The Autobiography of Malcolm X Chapter 19 Summary

1965

  • Despite all the excitement over Malcolm X's Pan-African message, nothing much happens. Sure, he keeps speaking about it, but no one wants to act. Not only that, but the press is continually depicting him as an advocate of violence. No one wants to talk about his new focus on human rights and Pan-Africanism. We guess that doesn't sell papers.
  • After a while Malcolm goes back to Africa and the Middle East. He meets with all of the prominent world leaders and has two very interesting conversations. The first is with an ambassador who tells Malcolm that he never notices race in most countries, but when he goes to America race becomes the most important difference. He says that there is something about the United States that promotes racism.
  • The second conversation is with a man who seems to be spying on Malcolm X. According to him, Malcolm is anti-American, un-American, seditious, subversive, and probably communist. Whew! That's quite a list of labels.
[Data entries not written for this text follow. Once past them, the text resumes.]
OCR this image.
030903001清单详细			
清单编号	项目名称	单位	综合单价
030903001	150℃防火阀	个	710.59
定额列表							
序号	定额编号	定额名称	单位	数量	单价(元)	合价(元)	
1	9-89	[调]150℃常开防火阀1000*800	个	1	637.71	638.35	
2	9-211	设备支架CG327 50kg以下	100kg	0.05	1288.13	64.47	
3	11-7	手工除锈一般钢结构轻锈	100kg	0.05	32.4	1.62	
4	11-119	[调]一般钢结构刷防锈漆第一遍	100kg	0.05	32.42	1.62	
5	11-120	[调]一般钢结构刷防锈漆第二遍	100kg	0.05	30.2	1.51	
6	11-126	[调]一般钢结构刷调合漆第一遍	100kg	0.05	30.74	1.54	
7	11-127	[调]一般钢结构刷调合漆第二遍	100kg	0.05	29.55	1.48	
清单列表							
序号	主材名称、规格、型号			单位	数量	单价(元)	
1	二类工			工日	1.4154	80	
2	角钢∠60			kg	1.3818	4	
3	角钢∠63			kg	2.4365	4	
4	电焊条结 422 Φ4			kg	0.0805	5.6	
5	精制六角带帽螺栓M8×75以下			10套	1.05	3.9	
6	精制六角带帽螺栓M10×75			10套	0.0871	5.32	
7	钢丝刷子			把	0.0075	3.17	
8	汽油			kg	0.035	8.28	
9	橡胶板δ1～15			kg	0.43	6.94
  • It's election season now, and the American press starts asking Malcolm X whom he prefers for president. Malcolm replies that both candidates are bad options for black people, but at least Goldwater is honest. Of course, we all know that Johnson ends up winning, and doing so with the support of many black voters.
  • This whole time, Malcolm's been trying to build his black nationalist organization. But he's having some trouble. One of the biggest problems he has is creating an all-black organization with the goal of eventual brotherhood between all races. Since it's a very different message from the one he preached as a member of the Nation of Islam, people don't get it. It's complicated further by the fact that he says that if white people really want to help, they should form their own organizations and work in their own communities.
  • Malcolm X tells us he dreams that history will one day remember what he worked to achieve. He also says that he's working urgently because he believes he could die any day now.
  • In the last few pages of the book, Malcolm X tells us why he dictated this to Alex Haley. He wants readers to understand how he came to be the man he is, including all of the drug selling and immorality of his youth. He wants readers to know that he has worked as hard as he can to advance the cause of black people.
  • His only regret is that he wasn't able to get more formal education. The only thing he wishes he could have done more of is studying.
  • He lives his life now as if he will die at any moment, and he knows that his death will be used as a symbol of what happens to "violent" black men. But Malcolm X ends the story saying he is happy to be attacked because he knows that it means he's doing something correct. He is happy to die if it means that he has done anything to destroy racism.